Warner Slams Caribbean Coaches

Author: 
Howard Campbell
Date Published: 
1993-06-27
Source: 
Jamaica Gleaner

'...They Are On An Ego Trip"

CARIBBEAN football has come under the microscope in recent weeks. Conflicting arguments from the game's leading figures from the region since the fifth Shell Caribbean Cup ended a month ago, has raised questions about the standard at present and how capable regional administrators are of addressing the problems at hand.

Trinidadian coach Alvin Corneal got the ball rolling, when, just after the final of the Shell Cup, he remarked that the level of football being played by Caribbean teams was inferior to that of their counterparts in the Western Hemisphere. He added that Martinique and Jamaica, the teams which qualified for next month's Gold Cup in the United States and Mexico, were unlikely to spring any surprises against the more fancied teams.

Jamaica's coach Carl Brown then got in on the act, coming to the defence of the regional game, saying the only thing Caribbean teams lacked in comparison to others like Mexico and Honduras, was exposure. It did not end there. The Caribbean Professional Football League, earmarked as an avenue towards achieving that exposure and eventual professionalism, has toiled miserably in its second year and has come under fire from competing teams who have incurred heavy financial losses brought on by inefficient organization.

On Friday, Austin 'Jack' Warner, president of the Caribbean Football Union and CONCACAF, and who is also a vice-president of FIFA, assessed the state of affairs and while he was optimistic that brighter days were ahead, he too had strong reservations on the present situation.

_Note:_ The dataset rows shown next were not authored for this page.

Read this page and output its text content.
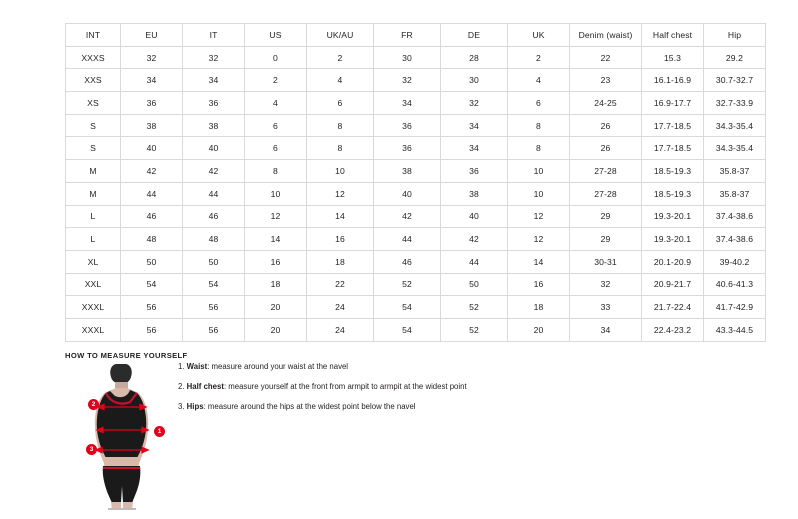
INT	EU	IT	US	UK/AU	FR	DE	UK	Denim (waist)	Half chest	Hip
XXXS	32	32	0	2	30	28	2	22	15.3	29.2
XXS	34	34	2	4	32	30	4	23	16.1-16.9	30.7-32.7
XS	36	36	4	6	34	32	6	24-25	16.9-17.7	32.7-33.9
S	38	38	6	8	36	34	8	26	17.7-18.5	34.3-35.4
S	40	40	6	8	36	34	8	26	17.7-18.5	34.3-35.4
M	42	42	8	10	38	36	10	27-28	18.5-19.3	35.8-37
M	44	44	10	12	40	38	10	27-28	18.5-19.3	35.8-37
L	46	46	12	14	42	40	12	29	19.3-20.1	37.4-38.6
L	48	48	14	16	44	42	12	29	19.3-20.1	37.4-38.6
XL	50	50	16	18	46	44	14	30-31	20.1-20.9	39-40.2
XXL	54	54	18	22	52	50	16	32	20.9-21.7	40.6-41.3
XXXL	56	56	20	24	54	52	18	33	21.7-22.4	41.7-42.9
XXXL	56	56	20	24	54	52	20	34	22.4-23.2	43.3-44.5
HOW TO MEASURE YOURSELF
1. Waist: measure around your waist at the navel
2. Half chest: measure yourself at the front from armpit to armpit at the widest point
3. Hips: measure around the hips at the widest point below the navel
1
2
3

Warner, in the island to present veteran local referee John Richards with his FIFA credentials, was in a no-holds-barred mood, criticizing regional administrators for lack of professionalism and foresight as well as announcing plans for the improvement of the game.

Tremendous progress

"There is no doubt that the game in the Caribbean has made tremendous progress in the last five years thanks to the advent of the Shell Cup", said Warner. "When I look at the level attained by Jamaica, and the improvement of teams like St. Kitts/Nevis and St. Lucia, I am pleased. They have not reached the standard of Trinidad and Tobago, but they are reaching there."

For these, and other territories to show further improvement, says Warner, the administrators in the respective countries have to institute adequate programmes which will inspire the teams to reach, and maintain, a respectable level. At the moment however, such excercises were non-existent, thus the stagnant situation in most territories.

"Except for Trinidad and Tobago no country in the English-speaking Caribbean has an organized administration with a vibrant coaching system or a viable sports medicine programme", the seemingly frustrated Warner pointed out. "You tell me, how can we go forward if vital areas such as these are continually ignored?"

While dis-agreeing with Corneal on the disparity between the Caribbean and North American teams, Warner had harsh words for the people entrusted with the responsibility of bringing the region's football up to the required standard, namely
the coaches.

Terrible

"They are terrible", was Warner's straightforward assessment of the coaches. "What is so funny is that they think they are God's gift to coaching. I am telling you, they can carry teams only so far. Most of them don't even understand the basics."

Warner thinks the countries should seriously consider going the way of many Latin and Central American teams and employ overseas instructors: "It's a giant step towards improvement", he said. "What has kept this from happening is simply because our coaches are on an ego trip, they want no help. They think they can do it all by themselves. It's a pathetic problem."

Should regional teams choose not to go that route, then, Warner went on, dark days are ahead: "We will just have to suffer the reality of the situation. Our programme would be pushed back at least ten years. What we are doing now is postponing the inevitable. We have to strive for a level that is acceptable, we can't put the cart before the horse", he said.

Looking ahead, Warner says plans are in the pipeline for the modification of the CPFL and the Shell Cup as well as the introduction of three new leagues which hopefully will generate renewed interest in the sport.

The CPFL, which has come under fire in recent days, "must survive", said Warner, if Caribbean football is to go any further. "We will experience problems in the first four years or so but once the territories stop paying scant regard to the teams and start regarding them as partners, the league will survive."

5-year package

A five-year package with five sponsors — BWIA, Carib Brewery, Pepsi, Umbro and the region's Shell companies — will seek to aid the CPFL, institute a regional schoolboy tournament at the under 17 and 19 levels, and also set up a women's league.

As far as the Shell Cup was concerned, as of next year, the CFU, and not the host country, will run the tournament. Since its inception in 1989, respective hosts have failed to return a profit. It was time, says Warner, for the CFU to step in and take full responsibility: "The organization has been poor and leaves much to be desired. We owe it to the sponsors who have kept faith in us to ensure a properly run tournament." But why the change of heart? The answer was short and simple: "FIFA runs the World Cup, CONCACAF the Gold Cup. We have to show the world we are capable of taking care of our own house."

Warner left the island yesterday for Venezuela en route to Ecuador here he will attend the final of the Copa America tournament.